Lastly, the most important question is to determine which of the attributes we have discussed contribute the most to the spike in traffic volume. Since the time series data we have explored is non-linear, a simple correlation analysis would be insufficient. We must employ more complex models such as Random Forest and Gini Index to determine which attributes are the most important in predicting the target label, which in this case is traffic volume.
model = RandomForestRegressor(random_state=42)
model.fit(x_train, y_train)
feature_importances = model.feature_importances_
feature_names = x_train.columns
importance_dict = dict(zip(feature_names, feature_importances))
sorted_importances = sorted(importance_dict.items(), key=lambda x: x[1], reverse=True)
print("Feature Importances:")
for feature, importance in sorted_importances:
print(f"{feature}: {importance:.4f}")
plt.figure(figsize=(10, 6))
plt.bar([x[0] for x in sorted_importances], [x[1] for x in sorted_importances])
plt.xlabel('Features')
plt.ylabel('Importance')
plt.title('Feature Importances')
plt.xticks(rotation=45)
plt.tight_layout()
plt.grid
plt.show()
Based on the Gini Importance Index obtained by the Random Forest Regressor, it can be observed that the ‘hour’ attribute contributes the most in predicting traffic volume (Gini Index: 0.8255).
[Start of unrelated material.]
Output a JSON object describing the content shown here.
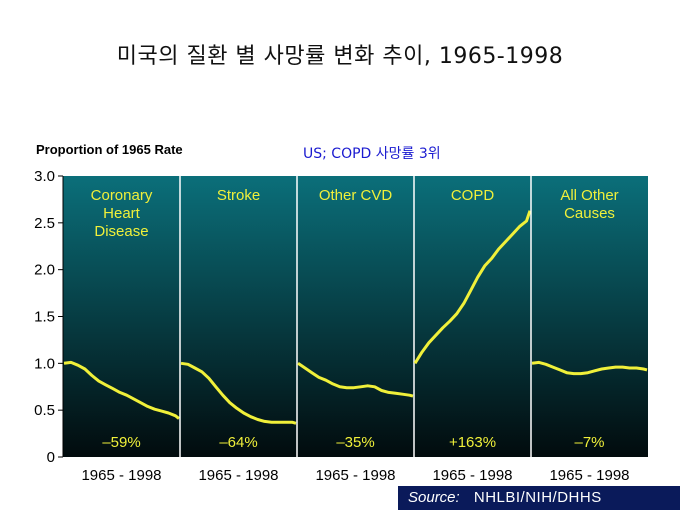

This is expected since we had previously observed a clear increase and decrease in traffic volume throughout various hours of the day. Other attributes such as weather, rain, snow, and holiday contribute very little to traffic volume, since these attributes remain relatively stagnant throughout most of the duration, save for the occasional outliers.
Prediction
In the second part of the article, we will be performing regression analysis to predict traffic volume based on the other attributes in the dataset. The regression model we will be using is Random Forest. Recall that this what our cleaned dataset looks like :
Before feeding the data into the Random Forest, we must first prepare it accordingly. First, we encode the categorical attributes into numerical attributes using the LabelEncoder function:
catcol = ['holiday','weather_main','weather_description','day']
encoder = LabelEncoder()
for col in catcol:
df[col] = encoder.fit_transform(df[col])
Next, we must normalize the traffic_volume and temp attributes into using the MinMaxScaler method. This is to ensure the ranges of these attributes fall within a predetermined range (min and max).
st = MinMaxScaler()
df['traffic_volume'] = st.fit_transform(df[['traffic_volume']])
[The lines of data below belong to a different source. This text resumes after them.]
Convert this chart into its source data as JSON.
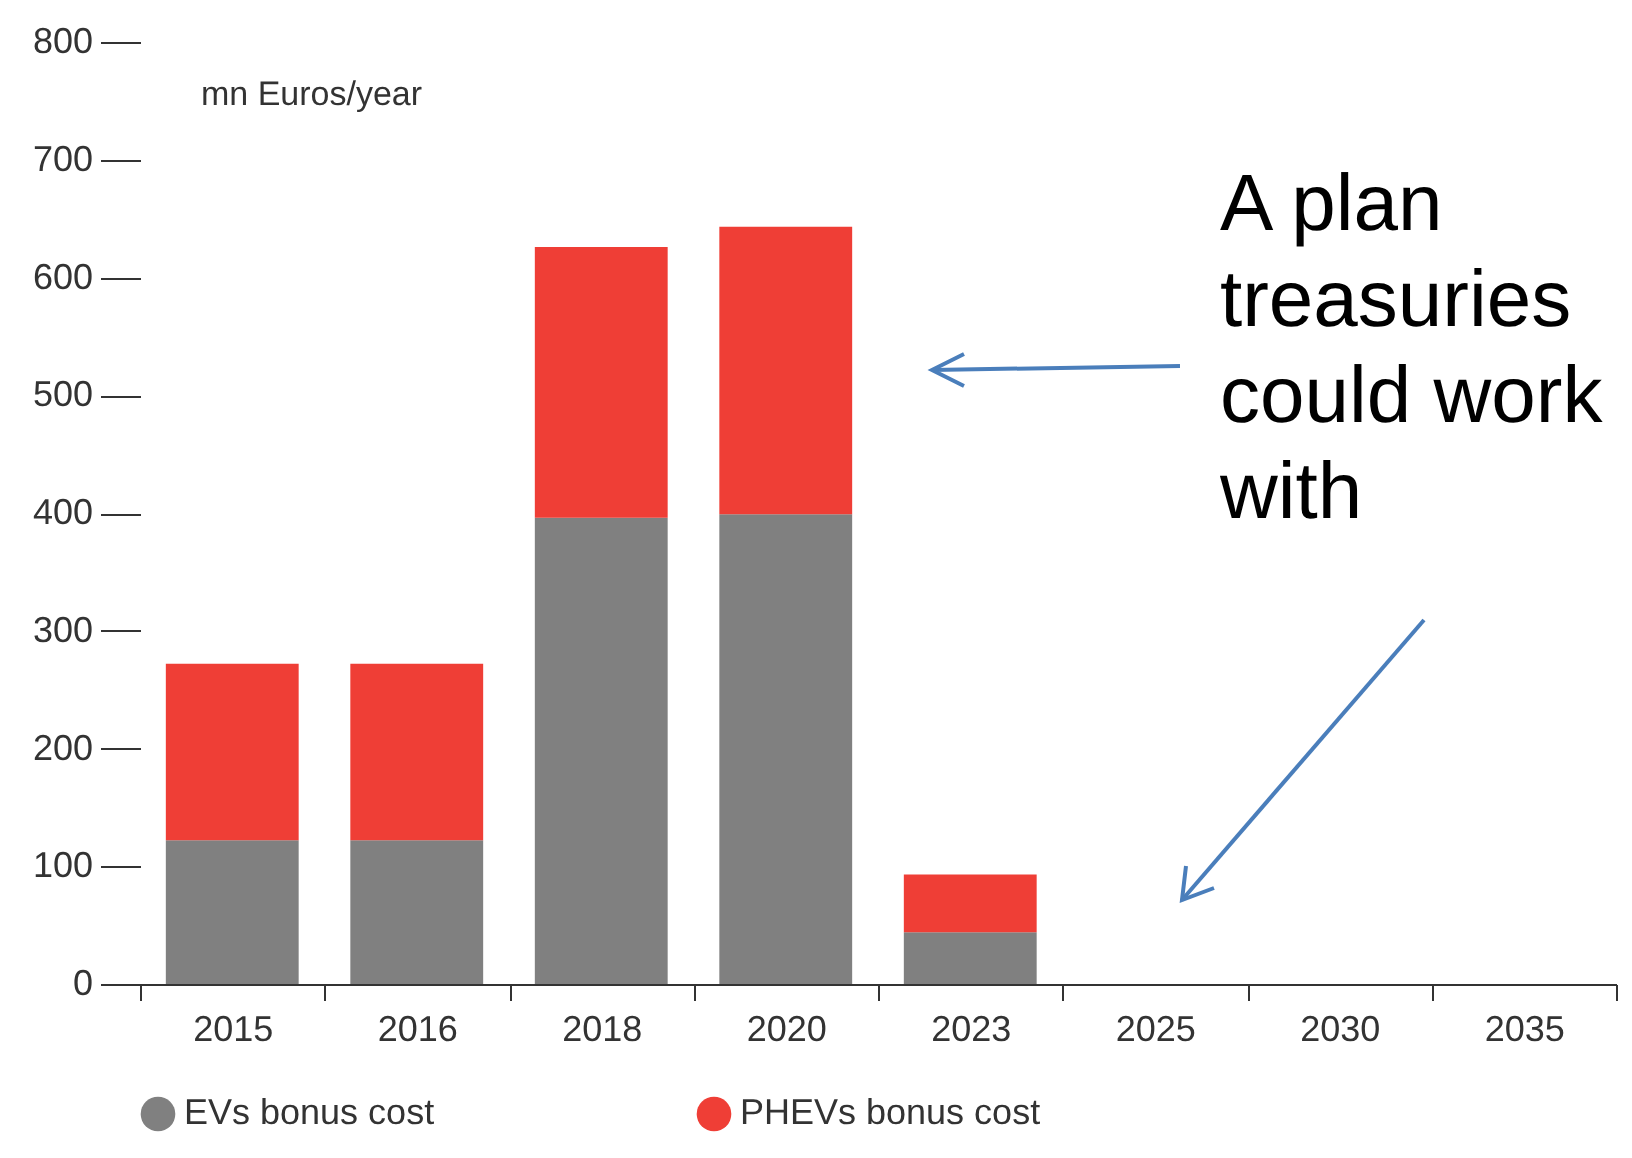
{
  "chart_data": {
    "type": "bar",
    "stacked": true,
    "ylabel": "mn Euros/year",
    "categories": [
      "2015",
      "2016",
      "2018",
      "2020",
      "2023",
      "2025",
      "2030",
      "2035"
    ],
    "series": [
      {
        "name": "EVs bonus cost",
        "color": "#808080",
        "values": [
          122,
          122,
          396,
          399,
          44,
          0,
          0,
          0
        ]
      },
      {
        "name": "PHEVs bonus cost",
        "color": "#ef3e36",
        "values": [
          150,
          150,
          230,
          244,
          49,
          0,
          0,
          0
        ]
      }
    ],
    "ylim": [
      0,
      800
    ],
    "yticks": [
      0,
      100,
      200,
      300,
      400,
      500,
      600,
      700,
      800
    ],
    "grid": false,
    "legend": "bottom left",
    "annotations": [
      "A plan treasuries could work with"
    ]
  }
}
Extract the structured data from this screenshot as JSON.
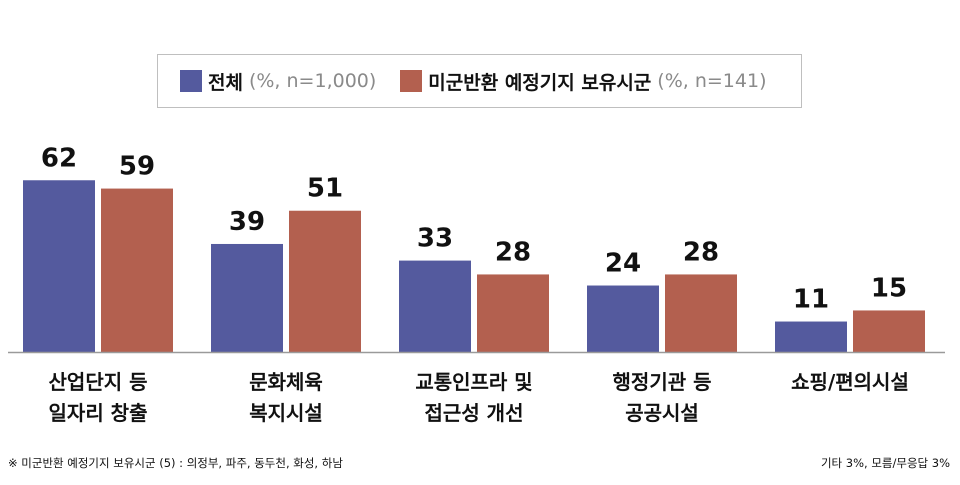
{
  "chart_data": {
    "type": "bar",
    "categories": [
      "산업단지 등\n일자리 창출",
      "문화체육\n복지시설",
      "교통인프라 및\n접근성 개선",
      "행정기관 등\n공공시설",
      "쇼핑/편의시설"
    ],
    "series": [
      {
        "name": "전체",
        "note": "(%, n=1,000)",
        "color": "#545a9e",
        "values": [
          62,
          39,
          33,
          24,
          11
        ]
      },
      {
        "name": "미군반환 예정기지 보유시군",
        "note": "(%, n=141)",
        "color": "#b3604f",
        "values": [
          59,
          51,
          28,
          28,
          15
        ]
      }
    ],
    "ylim": [
      0,
      65
    ],
    "title": "",
    "xlabel": "",
    "ylabel": "",
    "grid": false,
    "legend_position": "top"
  },
  "footnote": "※ 미군반환 예정기지 보유시군 (5) : 의정부, 파주, 동두천, 화성, 하남",
  "footnote_right": "기타 3%, 모름/무응답 3%",
  "colors": {
    "axis": "#9a9a9a",
    "text": "#111111",
    "legend_note": "#8a8a8a"
  }
}
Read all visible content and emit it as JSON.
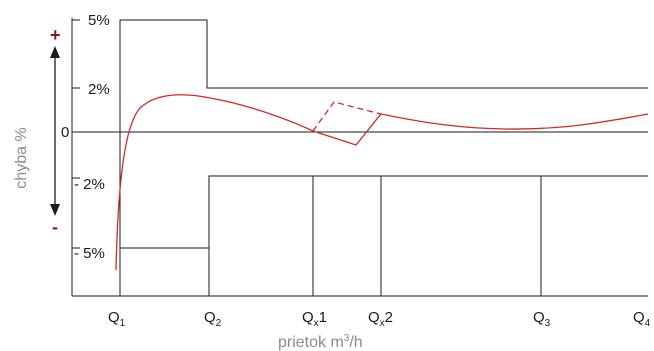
{
  "chart_data": {
    "type": "line",
    "title": "",
    "xlabel": "prietok m³/h",
    "xlabel_main": "prietok m",
    "xlabel_sup": "3",
    "xlabel_tail": "/h",
    "ylabel": "chyba %",
    "y_plus_sign": "+",
    "y_minus_sign": "-",
    "y_tick_labels": [
      "5%",
      "2%",
      "0",
      "- 2%",
      "- 5%"
    ],
    "x_tick_labels": [
      {
        "base": "Q",
        "sub": "1",
        "tail": ""
      },
      {
        "base": "Q",
        "sub": "2",
        "tail": ""
      },
      {
        "base": "Q",
        "sub": "x",
        "tail": "1"
      },
      {
        "base": "Q",
        "sub": "x",
        "tail": "2"
      },
      {
        "base": "Q",
        "sub": "3",
        "tail": ""
      },
      {
        "base": "Q",
        "sub": "4",
        "tail": ""
      }
    ],
    "line_color": "#d42a2a",
    "frame_color": "#1a1a1a"
  }
}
df['temp'] = st.fit_transform(df[['temp']])
Then we must split the data into x and y labels, which will then be split into training and test sets (15% test set for our case).
x = df.drop('traffic_volume',axis = 1)
y = df['traffic_volume']
x_train,x_test,y_train,y_test = train_test_split(x,y,train_size = 0.85,shuffle = True,random_state=42)
Finally, we can now train and test the Random Forest model and evaluate its performance based on three key metrics : Mean Absolute Square Error, Mean Square Error, and R-squared.
model = RandomForestRegressor(n_estimators=100, random_state=42)
model.fit(x_train, y_train)
y_pred = model.predict(x_test)
mse = mean_squared_error(y_test, y_pred)
mae = mean_absolute_error(y_test,y_pred)
r2 = r2_score(y_test, y_pred)
print(f'Mean Squared Error: {mse:.8f}')
print(f'Mean Absolute Error: {mae:8f}')
print(f'R-squared: {r2:.8f}')
The results obtained by the Random Forest model are as follows :
Mean Squared Error: 0.00302850
Mean Absolute Error: 0.030635
R-squared: 0.95976209
The MSE score achieved is very low, indicating that the model’s predictions are very close to the actual values. Similar to the MSE, the MAE score is also quite low, indicating that the model predicts very closely to the actual values. Lastly, the R-squared value is very high, indicating that the model has strong explanatory power and fits the data very well.